Poop-Eaters Anonymous
Paco stood on all fours, shakily. It was clear to the audience that he was suffering from the dt’s.
Paco cleared his throat and whispered, “My name is Paco, and… and…” He gulped, and a grizzled Schnauzer in the front row murmured, “You can do it, boy” in commiseration. Paco swallowed hard and said, “My name is Paco, and I’m a Poop-Eater.”
The crowd exhaled, then applauded lustily. The Schnauzer gruffly wiped a tear from his eye.

The saga of Paco’s tragic fall to these parts of town was a short and all-too-familiar one. Lured by false promises of self-confidence, wealth, and many yummy treats, the already-prone-to-excess Paco was an easy mark for the sophisticated tricksters who trolled the streets.
Paco had learned his lessons young, and learned them well. When pooping, he knew to follow the lead of his brother Pedro, and carefully deposited his poops on the newspapers. Yet ironically, it was this very same penchant for following directions that led to his downfall.
It was an Alanis Morrissette type of ironic day when the first situation occurred. As always, Paco pooped on the papers. And as always, he examined his poopy afterwards with interest.

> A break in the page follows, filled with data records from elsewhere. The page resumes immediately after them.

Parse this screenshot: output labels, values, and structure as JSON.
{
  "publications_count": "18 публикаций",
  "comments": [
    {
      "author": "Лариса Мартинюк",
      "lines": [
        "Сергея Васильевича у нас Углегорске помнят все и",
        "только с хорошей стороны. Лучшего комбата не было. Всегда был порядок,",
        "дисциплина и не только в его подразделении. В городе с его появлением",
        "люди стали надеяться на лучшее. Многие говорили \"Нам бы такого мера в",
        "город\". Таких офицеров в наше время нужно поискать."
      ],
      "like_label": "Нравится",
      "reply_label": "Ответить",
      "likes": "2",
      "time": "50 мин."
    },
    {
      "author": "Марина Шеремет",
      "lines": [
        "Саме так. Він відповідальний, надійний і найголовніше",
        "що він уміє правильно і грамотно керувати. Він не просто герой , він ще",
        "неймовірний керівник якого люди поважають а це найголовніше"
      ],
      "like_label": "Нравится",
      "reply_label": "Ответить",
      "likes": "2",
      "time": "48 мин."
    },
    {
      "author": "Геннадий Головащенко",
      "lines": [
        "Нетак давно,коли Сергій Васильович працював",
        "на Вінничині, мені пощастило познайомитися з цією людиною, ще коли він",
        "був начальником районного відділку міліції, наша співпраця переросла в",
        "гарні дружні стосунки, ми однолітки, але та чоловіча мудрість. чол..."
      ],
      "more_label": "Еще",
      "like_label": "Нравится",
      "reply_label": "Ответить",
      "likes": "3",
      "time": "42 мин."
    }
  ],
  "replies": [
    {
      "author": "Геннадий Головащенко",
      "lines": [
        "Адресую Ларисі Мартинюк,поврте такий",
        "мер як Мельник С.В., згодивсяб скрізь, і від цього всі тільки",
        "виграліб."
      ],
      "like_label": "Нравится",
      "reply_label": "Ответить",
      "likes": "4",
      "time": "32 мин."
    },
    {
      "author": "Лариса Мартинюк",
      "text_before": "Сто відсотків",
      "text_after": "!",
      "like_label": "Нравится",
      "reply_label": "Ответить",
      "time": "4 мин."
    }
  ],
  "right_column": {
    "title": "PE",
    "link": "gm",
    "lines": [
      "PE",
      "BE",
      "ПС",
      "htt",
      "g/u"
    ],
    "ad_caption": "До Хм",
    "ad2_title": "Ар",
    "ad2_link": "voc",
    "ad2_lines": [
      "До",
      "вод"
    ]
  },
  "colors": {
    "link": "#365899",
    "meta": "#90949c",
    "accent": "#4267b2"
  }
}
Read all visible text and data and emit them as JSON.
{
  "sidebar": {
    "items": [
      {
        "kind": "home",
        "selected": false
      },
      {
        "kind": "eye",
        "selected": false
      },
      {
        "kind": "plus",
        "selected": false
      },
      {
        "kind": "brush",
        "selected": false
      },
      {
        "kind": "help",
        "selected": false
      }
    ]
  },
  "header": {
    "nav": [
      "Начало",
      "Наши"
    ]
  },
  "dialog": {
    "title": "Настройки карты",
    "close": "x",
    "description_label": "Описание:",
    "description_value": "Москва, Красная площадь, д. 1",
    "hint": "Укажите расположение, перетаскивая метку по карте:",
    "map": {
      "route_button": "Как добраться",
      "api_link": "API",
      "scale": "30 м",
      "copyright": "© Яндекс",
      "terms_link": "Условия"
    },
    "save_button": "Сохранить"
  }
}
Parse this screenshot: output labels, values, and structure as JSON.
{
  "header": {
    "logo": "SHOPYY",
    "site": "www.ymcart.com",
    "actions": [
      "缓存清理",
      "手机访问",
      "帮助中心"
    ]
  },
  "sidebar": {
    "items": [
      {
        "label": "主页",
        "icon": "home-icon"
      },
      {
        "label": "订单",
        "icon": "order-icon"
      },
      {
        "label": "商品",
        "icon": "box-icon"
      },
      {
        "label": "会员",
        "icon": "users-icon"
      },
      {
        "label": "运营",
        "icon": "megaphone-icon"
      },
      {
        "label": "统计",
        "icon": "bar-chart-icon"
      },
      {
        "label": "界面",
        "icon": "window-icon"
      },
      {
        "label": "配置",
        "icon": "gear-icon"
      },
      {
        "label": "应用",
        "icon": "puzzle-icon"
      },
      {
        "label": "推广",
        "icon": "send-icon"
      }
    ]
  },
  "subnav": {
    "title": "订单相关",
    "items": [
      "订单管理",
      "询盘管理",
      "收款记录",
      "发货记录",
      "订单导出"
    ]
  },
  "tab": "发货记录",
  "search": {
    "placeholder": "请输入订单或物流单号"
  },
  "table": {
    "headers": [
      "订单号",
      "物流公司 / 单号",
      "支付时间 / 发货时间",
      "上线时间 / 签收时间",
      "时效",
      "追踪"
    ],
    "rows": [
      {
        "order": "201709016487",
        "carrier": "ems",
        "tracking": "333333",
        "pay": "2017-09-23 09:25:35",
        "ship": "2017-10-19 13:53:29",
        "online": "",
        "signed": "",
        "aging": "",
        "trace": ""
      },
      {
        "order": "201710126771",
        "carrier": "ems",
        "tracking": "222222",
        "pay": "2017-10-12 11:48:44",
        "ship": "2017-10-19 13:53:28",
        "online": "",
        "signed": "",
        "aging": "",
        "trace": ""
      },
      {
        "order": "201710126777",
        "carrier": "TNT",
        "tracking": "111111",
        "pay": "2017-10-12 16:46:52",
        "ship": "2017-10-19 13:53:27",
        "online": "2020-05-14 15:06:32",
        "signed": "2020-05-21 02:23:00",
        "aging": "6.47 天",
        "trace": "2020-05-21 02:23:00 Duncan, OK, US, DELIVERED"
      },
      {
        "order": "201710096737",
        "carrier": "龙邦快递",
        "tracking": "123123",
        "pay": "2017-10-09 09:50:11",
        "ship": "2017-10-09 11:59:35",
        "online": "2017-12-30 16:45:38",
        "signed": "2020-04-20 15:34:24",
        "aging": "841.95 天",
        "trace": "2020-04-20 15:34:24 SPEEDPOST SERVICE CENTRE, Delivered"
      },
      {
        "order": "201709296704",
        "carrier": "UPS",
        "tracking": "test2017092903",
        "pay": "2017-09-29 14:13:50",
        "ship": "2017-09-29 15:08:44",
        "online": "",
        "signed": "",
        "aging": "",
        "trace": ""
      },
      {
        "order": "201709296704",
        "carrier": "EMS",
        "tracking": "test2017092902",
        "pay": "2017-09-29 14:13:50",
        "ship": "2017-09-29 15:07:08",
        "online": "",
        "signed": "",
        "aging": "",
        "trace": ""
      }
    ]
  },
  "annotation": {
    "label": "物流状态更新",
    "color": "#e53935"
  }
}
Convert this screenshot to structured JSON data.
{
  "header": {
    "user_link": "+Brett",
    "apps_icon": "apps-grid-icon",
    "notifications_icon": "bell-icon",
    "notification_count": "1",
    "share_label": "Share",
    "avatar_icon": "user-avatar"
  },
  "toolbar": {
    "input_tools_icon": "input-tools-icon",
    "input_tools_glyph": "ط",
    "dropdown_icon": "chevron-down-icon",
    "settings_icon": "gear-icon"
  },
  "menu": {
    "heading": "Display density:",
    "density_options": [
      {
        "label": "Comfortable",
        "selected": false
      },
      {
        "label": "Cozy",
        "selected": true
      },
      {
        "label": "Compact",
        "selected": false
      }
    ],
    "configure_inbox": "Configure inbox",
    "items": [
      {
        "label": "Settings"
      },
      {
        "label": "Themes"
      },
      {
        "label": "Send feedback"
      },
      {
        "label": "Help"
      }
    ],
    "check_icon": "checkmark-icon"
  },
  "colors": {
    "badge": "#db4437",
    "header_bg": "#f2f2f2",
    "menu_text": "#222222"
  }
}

Normally, he would have chosen this time to stroll off in search of a treat from Big Mommy, but today… today there was something different about the poop.
He eyed it. It eyed him. It seemed almost to be whispering to him, and in a faint Belgian accent as well. “Paco…Paco… it eez I, ze Poopy… I am so deeleechuz, no? Look at my fine, plump feegure… I am so yummy…”
Mesmerized, Paco drifted closer to the poop. Almost before he realized what he was doing, his mouth gobbled up the poopy. And it was good. But it was only the beginning.
There would be many more relapses before his saga had an ending, and his poopy was put to rest.